Traditional Vs. Innovative Practices

Within the area of Management Accounting there are almost an infinite number of tools, methods, techniques and approaches floating around.

The distinction between traditional and innovative accounting practices is perhaps best illustrated with the visual timeline (see sidebar) of managerial costing approaches presented at the Institute of Management Accountants 2011 Annual Conference.
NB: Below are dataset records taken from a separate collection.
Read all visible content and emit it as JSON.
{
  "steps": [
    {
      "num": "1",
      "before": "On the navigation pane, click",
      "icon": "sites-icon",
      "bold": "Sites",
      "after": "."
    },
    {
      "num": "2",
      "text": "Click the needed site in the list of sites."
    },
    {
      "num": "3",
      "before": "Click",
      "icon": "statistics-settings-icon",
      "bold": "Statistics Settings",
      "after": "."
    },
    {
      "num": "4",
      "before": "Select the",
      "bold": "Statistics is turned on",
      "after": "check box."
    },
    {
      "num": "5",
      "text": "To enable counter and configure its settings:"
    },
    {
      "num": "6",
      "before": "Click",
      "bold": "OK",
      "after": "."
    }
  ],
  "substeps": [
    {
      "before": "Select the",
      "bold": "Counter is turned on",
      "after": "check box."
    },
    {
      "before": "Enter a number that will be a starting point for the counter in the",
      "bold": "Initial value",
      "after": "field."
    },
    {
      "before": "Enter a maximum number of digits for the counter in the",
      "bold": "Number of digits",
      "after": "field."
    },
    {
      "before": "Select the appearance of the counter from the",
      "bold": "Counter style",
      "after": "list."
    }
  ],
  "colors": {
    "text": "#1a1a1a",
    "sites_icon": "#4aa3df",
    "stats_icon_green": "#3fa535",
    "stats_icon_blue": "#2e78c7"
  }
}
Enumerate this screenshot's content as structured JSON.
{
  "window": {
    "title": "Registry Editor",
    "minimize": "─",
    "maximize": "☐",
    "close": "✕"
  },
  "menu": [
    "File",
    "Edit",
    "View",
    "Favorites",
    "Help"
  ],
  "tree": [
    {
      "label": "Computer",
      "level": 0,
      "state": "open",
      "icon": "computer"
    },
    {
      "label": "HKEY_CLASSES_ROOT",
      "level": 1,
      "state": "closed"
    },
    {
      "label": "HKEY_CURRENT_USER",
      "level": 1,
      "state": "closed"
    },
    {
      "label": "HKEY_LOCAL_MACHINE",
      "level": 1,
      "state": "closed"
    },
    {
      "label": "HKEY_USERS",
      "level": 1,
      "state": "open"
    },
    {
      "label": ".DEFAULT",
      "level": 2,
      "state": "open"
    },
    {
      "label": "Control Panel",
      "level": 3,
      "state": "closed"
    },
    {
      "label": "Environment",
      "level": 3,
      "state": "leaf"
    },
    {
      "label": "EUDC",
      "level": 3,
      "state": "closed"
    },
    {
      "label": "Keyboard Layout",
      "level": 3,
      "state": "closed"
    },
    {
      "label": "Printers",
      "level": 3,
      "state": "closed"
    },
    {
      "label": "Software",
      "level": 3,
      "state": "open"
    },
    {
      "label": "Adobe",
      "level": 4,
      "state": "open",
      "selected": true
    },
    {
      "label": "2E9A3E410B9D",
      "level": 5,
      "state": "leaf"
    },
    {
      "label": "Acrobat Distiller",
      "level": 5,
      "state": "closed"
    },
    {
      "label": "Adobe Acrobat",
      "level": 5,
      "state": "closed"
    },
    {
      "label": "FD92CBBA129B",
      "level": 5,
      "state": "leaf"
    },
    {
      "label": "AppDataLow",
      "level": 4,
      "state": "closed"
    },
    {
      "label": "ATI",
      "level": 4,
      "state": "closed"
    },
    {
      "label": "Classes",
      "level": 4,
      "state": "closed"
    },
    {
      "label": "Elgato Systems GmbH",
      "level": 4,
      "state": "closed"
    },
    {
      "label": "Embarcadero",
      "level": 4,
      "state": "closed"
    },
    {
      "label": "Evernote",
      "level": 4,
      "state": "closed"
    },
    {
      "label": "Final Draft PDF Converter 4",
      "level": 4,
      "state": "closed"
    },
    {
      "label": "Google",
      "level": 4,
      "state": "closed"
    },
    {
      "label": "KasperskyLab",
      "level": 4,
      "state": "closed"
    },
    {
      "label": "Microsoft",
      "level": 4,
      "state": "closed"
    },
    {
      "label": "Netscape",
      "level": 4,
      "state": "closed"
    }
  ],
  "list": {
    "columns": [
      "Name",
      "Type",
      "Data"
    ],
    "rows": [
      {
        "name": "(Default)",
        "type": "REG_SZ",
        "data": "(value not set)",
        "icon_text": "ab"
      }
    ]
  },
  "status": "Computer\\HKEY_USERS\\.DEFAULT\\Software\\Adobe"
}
Traditional Standard Costing (TSC), used in Cost Accounting dates back to the 1920s and is a central method in management accounting practiced today because it is used for financial statement reporting for the valuation of Income Statement and Balance Sheet line items such as Cost of Goods Sold (COGS) and Inventory valuation. Traditional Standard Costing must comply with generally accepted accounting principles (GAAP US) and actually aligns itself more with answering Financial Accounting requirements rather than providing solutions for management accountants. Traditional approaches limit themselves by defining cost behavior only in terms of production or sales volume.

In the late 1980s, accounting practitioners and educators were heavily criticized on the grounds that management accounting practices (and, even more so, the curriculum taught to accounting students) had changed little over the preceding 60 years, despite radical changes in the business environment. In 1993, the Accounting Education Change Commission Statement Number 4 calls for faculty members to come down from their ivory towers and expand their knowledge about the actual practice of accounting in the workplace. Professional accounting institutes, perhaps fearing that management accountants would increasingly be seen as superfluous in business organizations, subsequently devoted considerable resources to the development of a more innovative skills set for management accountants.

Variance analysis is a systematic approach to the comparison of the actual and budgeted costs of the raw materials and labor used during a production period. While some form of variance analysis is still used by most manufacturing firms, it nowadays tends to be used in conjunction with innovative techniques such as life cycle cost analysis and activity-based costing, which are designed with specific aspects of the modern business environment in mind. Life-cycle costing recognizes that managers' ability to influence the cost of manufacturing a product is at its greatest when the product is still at the design stage of its product life-cycle (i.e., before the design has been finalized and production commenced), since small changes to the product design may lead to significant savings in the cost of manufacturing the products.

Activity-based costing (ABC) recognizes that, in modern factories, most manufacturing costs are determined by the amount of 'activities' (e.g., the number of production runs per month, and the amount of production equipment idle time) and that the key to effective cost control is therefore optimizing the efficiency of these activities. Both lifecycle costing and activity-based costing recognize that, in the typical modern factory, the avoidance of disruptive events (such as machine breakdowns and quality control failures) is of far greater importance than (for example) reducing the costs of raw materials. Activity-based costing also deemphasizes direct labor as a cost driver and concentrates instead on activities that drive costs, As the provision of a service or the production of a product component.

Other approach that can be viewed as innovative to the U.S. is the German approach, Grenzplankostenrechnung (GPK). Although it has been in practiced in Europe for more than 50 years, neither GPK nor the proper treatment of 'unused capacity' is widely practiced in the U.S. Thus GPK and the concept of unused capacity is slowly becoming more recognized in America, and "could easily be considered 'advanced' by U.S. standards".

One of the more innovative accounting practices available today is Resource consumption accounting (RCA). RCA has been recognized by the International Federation of Accountants (IFAC) as a "sophisticated approach at the upper levels of the continuum of costing techniques" because it provides the ability to derive costs directly from operational resource data or to isolate and measure unused capacity costs. RCA was derived by taking the best costing characteristics of the German management accounting approach Grenzplankostenrechnung (GPK), and combining the use of activity-based drivers when needed, such as those used in Activity-based costing. With the RCA approach, resources and their costs are considered as "foundational to robust cost modeling and managerial decision support, because an organization's costs and revenues are all a function of the resources and the individual capacities that produce them".